When it comes to speaking to our soul, we can often say the wrong things to it—harmful things, destructive things—instead of truthful things. When you’re spiritually depressed, and God feels far away, talk to your soul, but tell your soul the truth:

And the truth we should tell ourselves sounds something like this…

Listen, self: If God is for you, who can be against you? He who did not spare his own Son but gave him up for you, how will he not also with him graciously give you all things? Who shall bring any charge against you as God’s elect? It is God who justifies. Who is to condemn? Christ Jesus is the one who died—more than that, who was raised—who is at the right hand of God, who indeed is interceding for you. Who shall separate you from the love of Christ?[2]

Finally, when you’re going through a spiritual drought, this psalm teaches us that you need to not go through it alone. You need church; you need worship; you need to be with your brothers and sisters in Christ. That’s what the psalmist means in verse 4 when he talks about leading a procession to the house of God. He’s talking about worshiping with others at the Temple in Jerusalem.

Unlike most of us highly individualistic Americans, he doesn’t imagine for a moment that he’s going to find God by himself—alone. He knows he needs the love and support of others.

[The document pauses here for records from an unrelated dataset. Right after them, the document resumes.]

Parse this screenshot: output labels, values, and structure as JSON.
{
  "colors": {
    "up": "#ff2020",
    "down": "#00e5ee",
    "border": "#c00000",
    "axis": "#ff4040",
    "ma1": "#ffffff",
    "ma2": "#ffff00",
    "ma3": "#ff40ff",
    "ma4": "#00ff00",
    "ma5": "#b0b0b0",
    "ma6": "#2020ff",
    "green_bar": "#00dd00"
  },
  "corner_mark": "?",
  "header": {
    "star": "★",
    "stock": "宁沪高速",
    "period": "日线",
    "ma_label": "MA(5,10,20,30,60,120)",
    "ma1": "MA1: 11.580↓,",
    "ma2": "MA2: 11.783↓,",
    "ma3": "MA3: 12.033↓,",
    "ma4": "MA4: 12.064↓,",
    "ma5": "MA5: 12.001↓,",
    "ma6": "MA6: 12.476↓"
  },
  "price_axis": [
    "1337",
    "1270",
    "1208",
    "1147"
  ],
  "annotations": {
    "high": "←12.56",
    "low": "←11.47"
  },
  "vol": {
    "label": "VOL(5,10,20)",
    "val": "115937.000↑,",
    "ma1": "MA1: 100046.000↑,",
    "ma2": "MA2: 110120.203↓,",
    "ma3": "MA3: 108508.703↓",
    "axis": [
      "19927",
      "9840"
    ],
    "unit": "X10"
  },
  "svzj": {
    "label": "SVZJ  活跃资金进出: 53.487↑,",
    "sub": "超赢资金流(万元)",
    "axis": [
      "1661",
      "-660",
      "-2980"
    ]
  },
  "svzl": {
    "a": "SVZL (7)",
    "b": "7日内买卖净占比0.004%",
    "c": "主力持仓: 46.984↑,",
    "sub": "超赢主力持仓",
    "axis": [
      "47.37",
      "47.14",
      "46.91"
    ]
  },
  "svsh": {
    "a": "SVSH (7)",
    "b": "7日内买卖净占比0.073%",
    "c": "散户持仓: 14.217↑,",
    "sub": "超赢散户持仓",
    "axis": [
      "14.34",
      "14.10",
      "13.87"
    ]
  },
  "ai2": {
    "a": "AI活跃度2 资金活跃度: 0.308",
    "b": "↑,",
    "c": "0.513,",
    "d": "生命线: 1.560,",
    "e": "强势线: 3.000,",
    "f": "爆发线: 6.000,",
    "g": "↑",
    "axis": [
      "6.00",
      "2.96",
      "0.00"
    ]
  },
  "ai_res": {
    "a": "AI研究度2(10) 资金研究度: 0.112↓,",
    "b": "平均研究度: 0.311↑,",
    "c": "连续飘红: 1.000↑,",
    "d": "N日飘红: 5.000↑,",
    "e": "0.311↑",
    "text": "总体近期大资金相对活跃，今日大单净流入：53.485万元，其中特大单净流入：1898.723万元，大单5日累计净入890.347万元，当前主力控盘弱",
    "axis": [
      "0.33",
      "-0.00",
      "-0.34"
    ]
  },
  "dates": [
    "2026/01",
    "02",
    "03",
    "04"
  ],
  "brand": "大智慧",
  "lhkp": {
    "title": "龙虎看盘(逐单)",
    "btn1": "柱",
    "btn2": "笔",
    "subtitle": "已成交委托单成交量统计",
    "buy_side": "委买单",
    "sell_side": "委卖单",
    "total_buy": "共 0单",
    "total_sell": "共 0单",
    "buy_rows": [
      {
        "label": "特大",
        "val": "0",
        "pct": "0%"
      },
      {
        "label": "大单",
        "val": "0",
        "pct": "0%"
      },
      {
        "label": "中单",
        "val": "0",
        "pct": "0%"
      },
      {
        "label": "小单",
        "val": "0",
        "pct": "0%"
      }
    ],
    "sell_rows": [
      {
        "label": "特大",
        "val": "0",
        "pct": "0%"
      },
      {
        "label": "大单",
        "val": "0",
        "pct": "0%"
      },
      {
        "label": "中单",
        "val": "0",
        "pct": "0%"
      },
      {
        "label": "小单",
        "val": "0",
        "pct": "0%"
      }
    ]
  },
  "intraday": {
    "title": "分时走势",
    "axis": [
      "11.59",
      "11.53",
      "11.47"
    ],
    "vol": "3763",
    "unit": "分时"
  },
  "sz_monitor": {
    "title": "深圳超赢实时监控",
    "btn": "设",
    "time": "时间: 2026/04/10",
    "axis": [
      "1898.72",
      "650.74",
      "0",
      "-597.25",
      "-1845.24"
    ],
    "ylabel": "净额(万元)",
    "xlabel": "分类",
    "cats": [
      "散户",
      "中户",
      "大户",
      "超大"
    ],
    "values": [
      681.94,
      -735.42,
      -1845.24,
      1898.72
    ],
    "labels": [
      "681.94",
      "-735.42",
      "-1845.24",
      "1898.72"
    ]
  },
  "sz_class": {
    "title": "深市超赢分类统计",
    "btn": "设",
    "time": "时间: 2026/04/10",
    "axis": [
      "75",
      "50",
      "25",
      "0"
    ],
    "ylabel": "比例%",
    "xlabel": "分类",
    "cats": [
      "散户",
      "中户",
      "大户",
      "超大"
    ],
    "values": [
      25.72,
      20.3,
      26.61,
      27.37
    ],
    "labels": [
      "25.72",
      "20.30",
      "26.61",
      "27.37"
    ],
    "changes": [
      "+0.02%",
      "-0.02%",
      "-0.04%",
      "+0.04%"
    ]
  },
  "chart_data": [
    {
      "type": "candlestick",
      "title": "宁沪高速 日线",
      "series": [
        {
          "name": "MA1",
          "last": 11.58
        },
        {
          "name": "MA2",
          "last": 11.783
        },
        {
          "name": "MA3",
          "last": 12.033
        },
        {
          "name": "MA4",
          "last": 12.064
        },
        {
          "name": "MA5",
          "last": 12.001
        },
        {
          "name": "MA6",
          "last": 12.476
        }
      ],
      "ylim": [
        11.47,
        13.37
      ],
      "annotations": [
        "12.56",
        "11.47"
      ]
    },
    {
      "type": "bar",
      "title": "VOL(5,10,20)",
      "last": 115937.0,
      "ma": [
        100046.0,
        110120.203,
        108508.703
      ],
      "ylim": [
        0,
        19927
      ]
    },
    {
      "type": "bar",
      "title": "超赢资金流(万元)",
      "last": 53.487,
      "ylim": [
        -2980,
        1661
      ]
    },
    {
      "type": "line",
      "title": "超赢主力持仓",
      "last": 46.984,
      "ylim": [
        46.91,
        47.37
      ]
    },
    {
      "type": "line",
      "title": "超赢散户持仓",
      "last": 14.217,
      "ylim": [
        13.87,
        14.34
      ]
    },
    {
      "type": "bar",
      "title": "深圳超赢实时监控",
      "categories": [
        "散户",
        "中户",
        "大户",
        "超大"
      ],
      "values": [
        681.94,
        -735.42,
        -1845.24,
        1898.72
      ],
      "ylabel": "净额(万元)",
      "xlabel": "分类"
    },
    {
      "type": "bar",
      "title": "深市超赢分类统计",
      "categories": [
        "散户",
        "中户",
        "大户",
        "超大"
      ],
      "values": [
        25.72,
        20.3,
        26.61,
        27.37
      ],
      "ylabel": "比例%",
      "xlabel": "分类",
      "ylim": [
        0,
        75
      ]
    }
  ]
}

The psalmist says, “My soul is cast down.” In the Garden of Gethsemane, Jesus said, “My soul is very sorrowful, even to death.” The psalmist says, “My soul thirsts for God.” On the cross, Jesus said, “I thirst.” The psalmist says that his enemies taunt him, saying, “Where is your God?” On the cross, Jesus’ enemies taunted him, wondering where God was and why he didn’t rescue him: “He saved others. Why doesn’t he save himself?” The psalmist says, “O God, why have you forgotten me?” On the cross, Jesus said, “My God, my God, why have you forgotten—or forsakenme?”

The good news is this: On the cross, Christ experienced the absence of his heavenly Father so that we wouldn’t have to. On the cross, Christ experienced abandonment by God so that we wouldn’t have to. On the cross, Christ experienced punishment by God for the world’s sins so that we wouldn’t have to. We gave him our unrighteousness on the cross—and he paid the penalty for it. He gave us his righteousness…

[1] Donald Miller, Blue like Jazz (Nashville: Thomas Nelson, 2003), 229-231.

[2] From John Piper’s sermon, “Spiritual Depression in the Psalms.” Desiring God. Accessed 12 September 2015.